You may have heard of Walzog. He’s the guy responsible for creating several of the best steakhouses in New York City. He battled Cat Cora on Iron Chef and he’s a three-time James Beard Award recipient. He’s also dedicated to taking a new approach to dishes that have been part of steakhouse culture for decades.

“There are certain things that people expect when they come to a steakhouse,” he says. “Our job is to take those dishes and make them better.”

But Walzog doesn’t just make them better, he transforms them and makes them into nearly unrecognizable visions of their former selves. Vibrant creamed spinach, charred bone-in New York strip, silken au gratin potatoes and sautéed wild field mushrooms are so perfectly prepared that you literally don’t want the meal to end. A baby wedge of iceberg smothered in rich bleu cheese and ripe grape tomatoes comes with a thick slab of bacon propped on one side of the crisp, cold greens. In a basket, bacon-cheese bread rests beside plump, soft, salty, warm pretzels that are so good it makes you question why anyone would even want to eat them hard and cold.

Not one to usually order foie gras – and often one to scrape it uneaten off my plate when no one is looking – I devoured SW’s perfectly sautéed foie gras with huck-leberry chutney on brioche topped with Asian pear, and would happily have ordered more.

Walzog is the king of the American grill, and wherever he goes – The Steakhouse at Monkey Grillin New York, Red Sage In Washington, Striphouse in New York and Michael Jordan’s The Steak House, also in New York – critical acclaim follows. It’s not by chance that SW has been named as Best Steak House in Las Vegas.

Walzog authored The New American Steak House in 2005. In conversation, he has that easy, effortless way that makes you think that great grilling is as simple as firing up the Weber and reading a few of his recipes. Nothing, of course, could be further from the truth.

One of the most popular dishes on the SW menu is a chili-rubbed double rib eye. The seared, spiced exterior of the 40-ounce cut and its tender, pink inner pieces come to the table as a study in culinary counterpoint.

And that’s just the food. If you can tear yourself away from the menu and the wine list, there’s an entire evening of entertainment all around.

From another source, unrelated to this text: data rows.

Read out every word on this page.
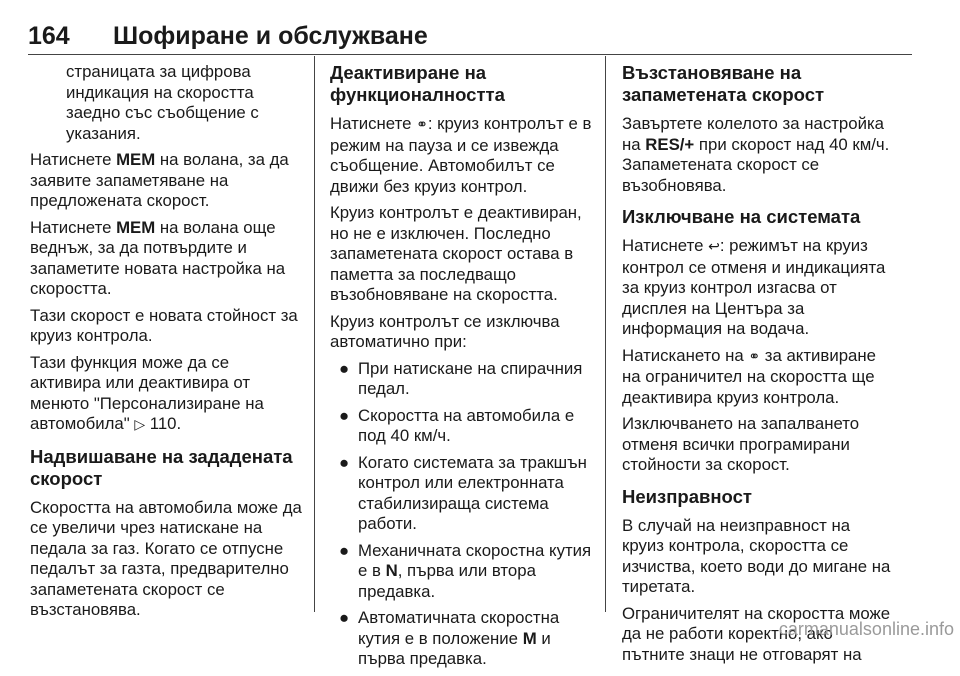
164 Шофиране и обслужване

страницата за цифрова индикация на скоростта заедно със съобщение с указания.

Натиснете MEM на волана, за да заявите запаметяване на предложената скорост.

Натиснете MEM на волана още веднъж, за да потвърдите и запаметите новата настройка на скоростта.

Тази скорост е новата стойност за круиз контрола.

Тази функция може да се активира или деактивира от менюто "Персонализиране на автомобила" ▷ 110.

Надвишаване на зададената скорост

Скоростта на автомобила може да се увеличи чрез натискане на педала за газ. Когато се отпусне педалът за газта, предварително запаметената скорост се възстановява.

Деактивиране на функционалността

Натиснете ⚭: круиз контролът е в режим на пауза и се извежда съобщение. Автомобилът се движи без круиз контрол.

Круиз контролът е деактивиран, но не е изключен. Последно запаметената скорост остава в паметта за последващо възобновяване на скоростта.

Круиз контролът се изключва автоматично при:

● При натискане на спирачния педал.
● Скоростта на автомобила е под 40 км/ч.
● Когато системата за тракшън контрол или електронната стабилизираща система работи.
● Механичната скоростна кутия е в N, първа или втора предавка.
● Автоматичната скоростна кутия е в положение M и първа предавка.
Възстановяване на запаметената скорост

Завъртете колелото за настройка на RES/+ при скорост над 40 км/ч. Запаметената скорост се възобновява.

Изключване на системата

Натиснете ↩: режимът на круиз контрол се отменя и индикацията за круиз контрол изгасва от дисплея на Центъра за информация на водача.

Натискането на ⚭ за активиране на ограничител на скоростта ще деактивира круиз контрола.

Изключването на запалването отменя всички програмирани стойности за скорост.

Неизправност

В случай на неизправност на круиз контрола, скоростта се изчиства, което води до мигане на тиретата.

Ограничителят на скоростта може да не работи коректно, ако пътните знаци не отговарят на

carmanualsonline.info
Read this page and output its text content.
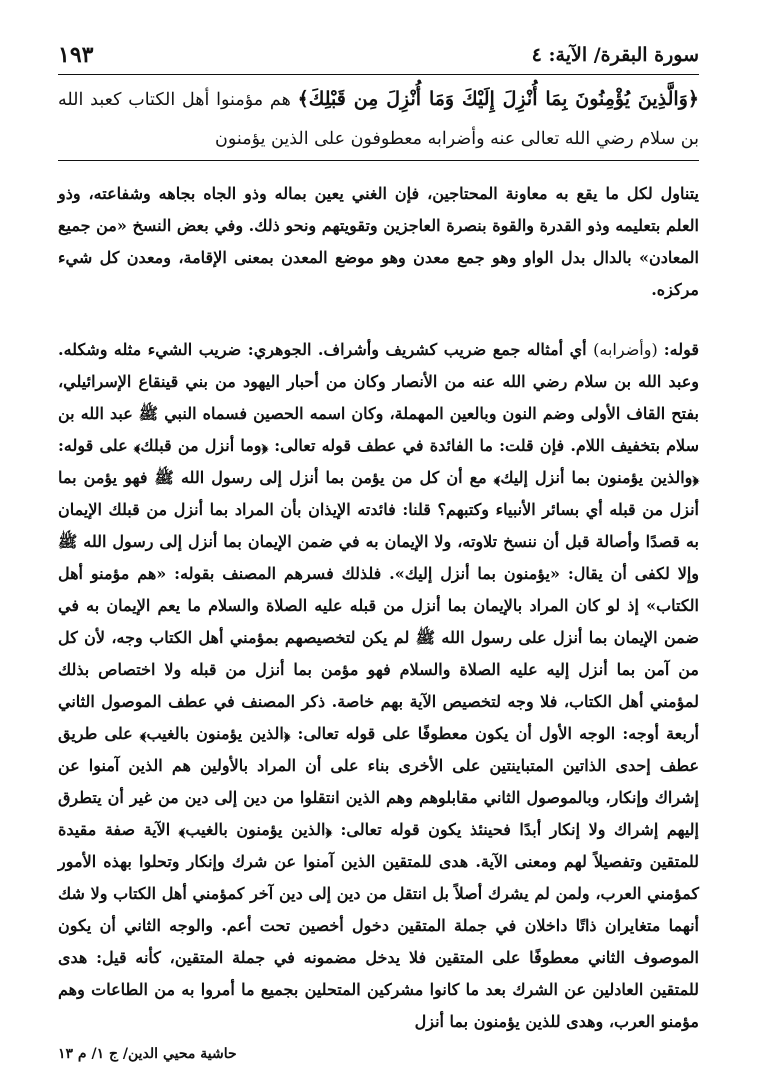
١٩٣	سورة البقرة/ الآية: ٤

﴿وَالَّذِينَ يُؤْمِنُونَ بِمَا أُنْزِلَ إِلَيْكَ وَمَا أُنْزِلَ مِن قَبْلِكَ﴾ هم مؤمنوا أهل الكتاب كعبد الله بن سلام رضي الله تعالى عنه وأضرابه معطوفون على الذين يؤمنون

يتناول لكل ما يقع به معاونة المحتاجين، فإن الغني يعين بماله وذو الجاه بجاهه وشفاعته، وذو العلم بتعليمه وذو القدرة والقوة بنصرة العاجزين وتقويتهم ونحو ذلك. وفي بعض النسخ «من جميع المعادن» بالدال بدل الواو وهو جمع معدن وهو موضع المعدن بمعنى الإقامة، ومعدن كل شيء مركزه.

قوله: (وأضرابه) أي أمثاله جمع ضريب كشريف وأشراف. الجوهري: ضريب الشيء مثله وشكله. وعبد الله بن سلام رضي الله عنه من الأنصار وكان من أحبار اليهود من بني قينقاع الإسرائيلي، بفتح القاف الأولى وضم النون وبالعين المهملة، وكان اسمه الحصين فسماه النبي ﷺ عبد الله بن سلام بتخفيف اللام. فإن قلت: ما الفائدة في عطف قوله تعالى: ﴿وما أنزل من قبلك﴾ على قوله: ﴿والذين يؤمنون بما أنزل إليك﴾ مع أن كل من يؤمن بما أنزل إلى رسول الله ﷺ فهو يؤمن بما أنزل من قبله أي بسائر الأنبياء وكتبهم؟ قلنا: فائدته الإيذان بأن المراد بما أنزل من قبلك الإيمان به قصدًا وأصالة قبل أن ننسخ تلاوته، ولا الإيمان به في ضمن الإيمان بما أنزل إلى رسول الله ﷺ وإلا لكفى أن يقال: «يؤمنون بما أنزل إليك». فلذلك فسرهم المصنف بقوله: «هم مؤمنو أهل الكتاب» إذ لو كان المراد بالإيمان بما أنزل من قبله عليه الصلاة والسلام ما يعم الإيمان به في ضمن الإيمان بما أنزل على رسول الله ﷺ لم يكن لتخصيصهم بمؤمني أهل الكتاب وجه، لأن كل من آمن بما أنزل إليه عليه الصلاة والسلام فهو مؤمن بما أنزل من قبله ولا اختصاص بذلك لمؤمني أهل الكتاب، فلا وجه لتخصيص الآية بهم خاصة. ذكر المصنف في عطف الموصول الثاني أربعة أوجه: الوجه الأول أن يكون معطوفًا على قوله تعالى: ﴿الذين يؤمنون بالغيب﴾ على طريق عطف إحدى الذاتين المتباينتين على الأخرى بناء على أن المراد بالأولين هم الذين آمنوا عن إشراك وإنكار، وبالموصول الثاني مقابلوهم وهم الذين انتقلوا من دين إلى دين من غير أن يتطرق إليهم إشراك ولا إنكار أبدًا فحينئذ يكون قوله تعالى: ﴿الذين يؤمنون بالغيب﴾ الآية صفة مقيدة للمتقين وتفصيلاً لهم ومعنى الآية. هدى للمتقين الذين آمنوا عن شرك وإنكار وتحلوا بهذه الأمور كمؤمني العرب، ولمن لم يشرك أصلاً بل انتقل من دين إلى دين آخر كمؤمني أهل الكتاب ولا شك أنهما متغايران ذاتًا داخلان في جملة المتقين دخول أخصين تحت أعم. والوجه الثاني أن يكون الموصوف الثاني معطوفًا على المتقين فلا يدخل مضمونه في جملة المتقين، كأنه قيل: هدى للمتقين العادلين عن الشرك بعد ما كانوا مشركين المتحلين بجميع ما أمروا به من الطاعات وهم مؤمنو العرب، وهدى للذين يؤمنون بما أنزل

حاشية محيي الدين/ ج ١/ م ١٣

Clever, contemporary and charged with a perfectionism that only can be achieved when someone dedicated to the details is in the kitchen, SW is surely one of our greatest American restaurants. Walzog, for all his humility and charm, has taken on the decades-old concept of the classic American steakhouse and turned it on its head. In doing so, he’s raised the bar to astonishing heights.

May all great steakhouses follow his lead. Happy eating!